What makes THIS different from all the other models?

This model distinguishes itself by its specialized focus on bilingual performance, particularly its superior handling of Japanese. It underwent continual pre-training on approximately 315 billion tokens, including a large Japanese web corpus (Swallow Corpus Version 2), Japanese and English Wikipedia, and specialized mathematical and coding content. Benchmarks show Llama-3.3-Swallow-70B-v0.4 achieving a Japanese average score of 0.629, outperforming models like Qwen2.5-72B (0.623) and Llama 3 70B (0.569) on various Japanese tasks, including JEMHopQA, NIILC, and WMT20-en-ja. It also maintains competitive English performance, with an English average score of 0.711, surpassing Llama 3 70B (0.689) and Llama 3.1 70B (0.671).

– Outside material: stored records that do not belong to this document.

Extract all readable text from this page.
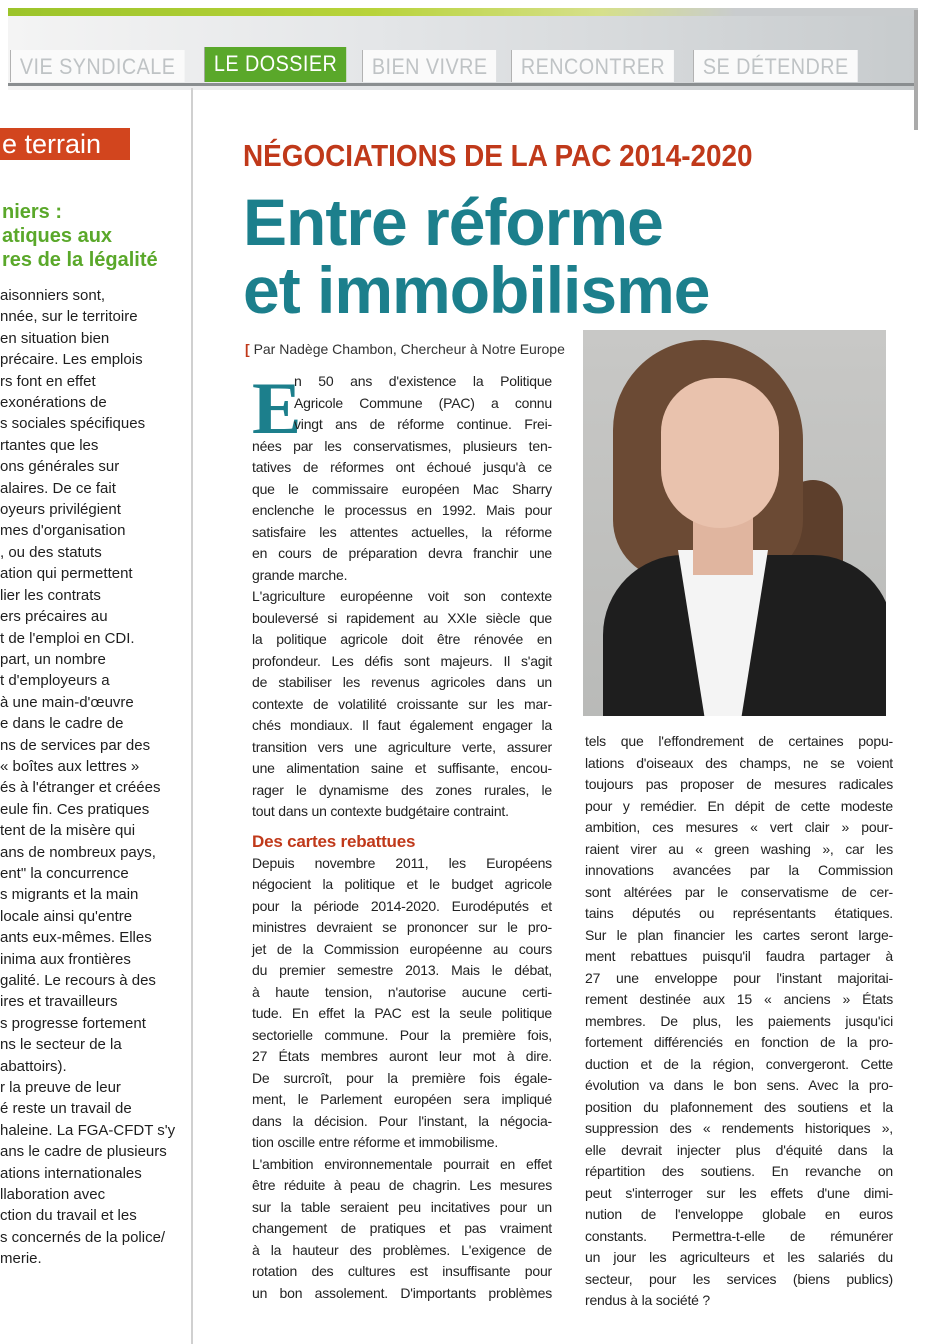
VIE SYNDICALE	LE DOSSIER	BIEN VIVRE	RENCONTRER	SE DÉTENDRE
e terrain
niers :
atiques aux
res de la légalité
aisonniers sont,
nnée, sur le territoire
en situation bien
précaire. Les emplois
rs font en effet
exonérations de
s sociales spécifiques
rtantes que les
ons générales sur
alaires. De ce fait
oyeurs privilégient
mes d'organisation
, ou des statuts
ation qui permettent
lier les contrats
ers précaires au
t de l'emploi en CDI.
part, un nombre
t d'employeurs a
à une main-d'œuvre
e dans le cadre de
ns de services par des
« boîtes aux lettres »
és à l'étranger et créées
eule fin. Ces pratiques
tent de la misère qui
ans de nombreux pays,
ent" la concurrence
s migrants et la main
locale ainsi qu'entre
ants eux-mêmes. Elles
inima aux frontières
galité. Le recours à des
ires et travailleurs
s progresse fortement
ns le secteur de la
abattoirs).
r la preuve de leur
é reste un travail de
haleine. La FGA-CFDT s'y
ans le cadre de plusieurs
ations internationales
llaboration avec
ction du travail et les
s concernés de la police/
merie.
NÉGOCIATIONS DE LA PAC 2014-2020
Entre réforme
et immobilisme
[ Par Nadège Chambon, Chercheur à Notre Europe
E
n 50 ans d'existence la Politique
Agricole Commune (PAC) a connu
vingt ans de réforme continue. Frei-
nées par les conservatismes, plusieurs ten-
tatives de réformes ont échoué jusqu'à ce
que le commissaire européen Mac Sharry
enclenche le processus en 1992. Mais pour
satisfaire les attentes actuelles, la réforme
en cours de préparation devra franchir une
grande marche.
L'agriculture européenne voit son contexte
bouleversé si rapidement au XXIe siècle que
la politique agricole doit être rénovée en
profondeur. Les défis sont majeurs. Il s'agit
de stabiliser les revenus agricoles dans un
contexte de volatilité croissante sur les mar-
chés mondiaux. Il faut également engager la
transition vers une agriculture verte, assurer
une alimentation saine et suffisante, encou-
rager le dynamisme des zones rurales, le
tout dans un contexte budgétaire contraint.
Des cartes rebattues
Depuis novembre 2011, les Européens
négocient la politique et le budget agricole
pour la période 2014-2020. Eurodéputés et
ministres devraient se prononcer sur le pro-
jet de la Commission européenne au cours
du premier semestre 2013. Mais le débat,
à haute tension, n'autorise aucune certi-
tude. En effet la PAC est la seule politique
sectorielle commune. Pour la première fois,
27 États membres auront leur mot à dire.
De surcroît, pour la première fois égale-
ment, le Parlement européen sera impliqué
dans la décision. Pour l'instant, la négocia-
tion oscille entre réforme et immobilisme.
L'ambition environnementale pourrait en effet
être réduite à peau de chagrin. Les mesures
sur la table seraient peu incitatives pour un
changement de pratiques et pas vraiment
à la hauteur des problèmes. L'exigence de
rotation des cultures est insuffisante pour
un bon assolement. D'importants problèmes
tels que l'effondrement de certaines popu-
lations d'oiseaux des champs, ne se voient
toujours pas proposer de mesures radicales
pour y remédier. En dépit de cette modeste
ambition, ces mesures « vert clair » pour-
raient virer au « green washing », car les
innovations avancées par la Commission
sont altérées par le conservatisme de cer-
tains députés ou représentants étatiques.
Sur le plan financier les cartes seront large-
ment rebattues puisqu'il faudra partager à
27 une enveloppe pour l'instant majoritai-
rement destinée aux 15 « anciens » États
membres. De plus, les paiements jusqu'ici
fortement différenciés en fonction de la pro-
duction et de la région, convergeront. Cette
évolution va dans le bon sens. Avec la pro-
position du plafonnement des soutiens et la
suppression des « rendements historiques »,
elle devrait injecter plus d'équité dans la
répartition des soutiens. En revanche on
peut s'interroger sur les effets d'une dimi-
nution de l'enveloppe globale en euros
constants. Permettra-t-elle de rémunérer
un jour les agriculteurs et les salariés du
secteur, pour les services (biens publics)
rendus à la société ?
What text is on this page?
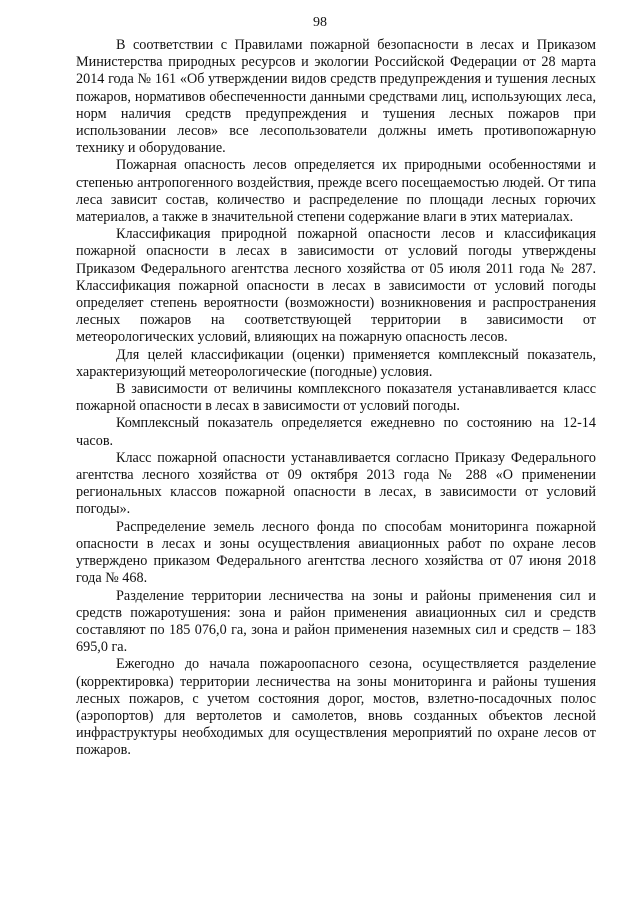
98

В соответствии с Правилами пожарной безопасности в лесах и Приказом Министерства природных ресурсов и экологии Российской Федерации от 28 марта 2014 года № 161 «Об утверждении видов средств предупреждения и тушения лесных пожаров, нормативов обеспеченности данными средствами лиц, использующих леса, норм наличия средств предупреждения и тушения лесных пожаров при использовании лесов» все лесопользователи должны иметь противопожарную технику и оборудование.

Пожарная опасность лесов определяется их природными особенностями и степенью антропогенного воздействия, прежде всего посещаемостью людей. От типа леса зависит состав, количество и распределение по площади лесных горючих материалов, а также в значительной степени содержание влаги в этих материалах.

Классификация природной пожарной опасности лесов и классификация пожарной опасности в лесах в зависимости от условий погоды утверждены Приказом Федерального агентства лесного хозяйства от 05 июля 2011 года № 287. Классификация пожарной опасности в лесах в зависимости от условий погоды определяет степень вероятности (возможности) возникновения и распространения лесных пожаров на соответствующей территории в зависимости от метеорологических условий, влияющих на пожарную опасность лесов.

Для целей классификации (оценки) применяется комплексный показатель, характеризующий метеорологические (погодные) условия.

В зависимости от величины комплексного показателя устанавливается класс пожарной опасности в лесах в зависимости от условий погоды.

Комплексный показатель определяется ежедневно по состоянию на 12-14 часов.

Класс пожарной опасности устанавливается согласно Приказу Федерального агентства лесного хозяйства от 09 октября 2013 года № 288 «О применении региональных классов пожарной опасности в лесах, в зависимости от условий погоды».

Распределение земель лесного фонда по способам мониторинга пожарной опасности в лесах и зоны осуществления авиационных работ по охране лесов утверждено приказом Федерального агентства лесного хозяйства от 07 июня 2018 года № 468.

Разделение территории лесничества на зоны и районы применения сил и средств пожаротушения: зона и район применения авиационных сил и средств составляют по 185 076,0 га, зона и район применения наземных сил и средств – 183 695,0 га.

Ежегодно до начала пожароопасного сезона, осуществляется разделение (корректировка) территории лесничества на зоны мониторинга и районы тушения лесных пожаров, с учетом состояния дорог, мостов, взлетно-посадочных полос (аэропортов) для вертолетов и самолетов, вновь созданных объектов лесной инфраструктуры необходимых для осуществления мероприятий по охране лесов от пожаров.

Should I use this for my use case?

Use this model if:
- Your application requires strong performance in both Japanese and English.
- You need a model that excels in Japanese-specific tasks such as question answering, summarization, and machine translation.
- You are working on projects involving code generation or mathematical reasoning in a bilingual context.
- You are looking for a Llama-family model with enhanced capabilities for the Japanese market.
Consider alternatives if:
- Your use case is exclusively English-centric and does not require Japanese proficiency.
- You need a model specifically fine-tuned for highly niche domains not covered by its general pre-training data.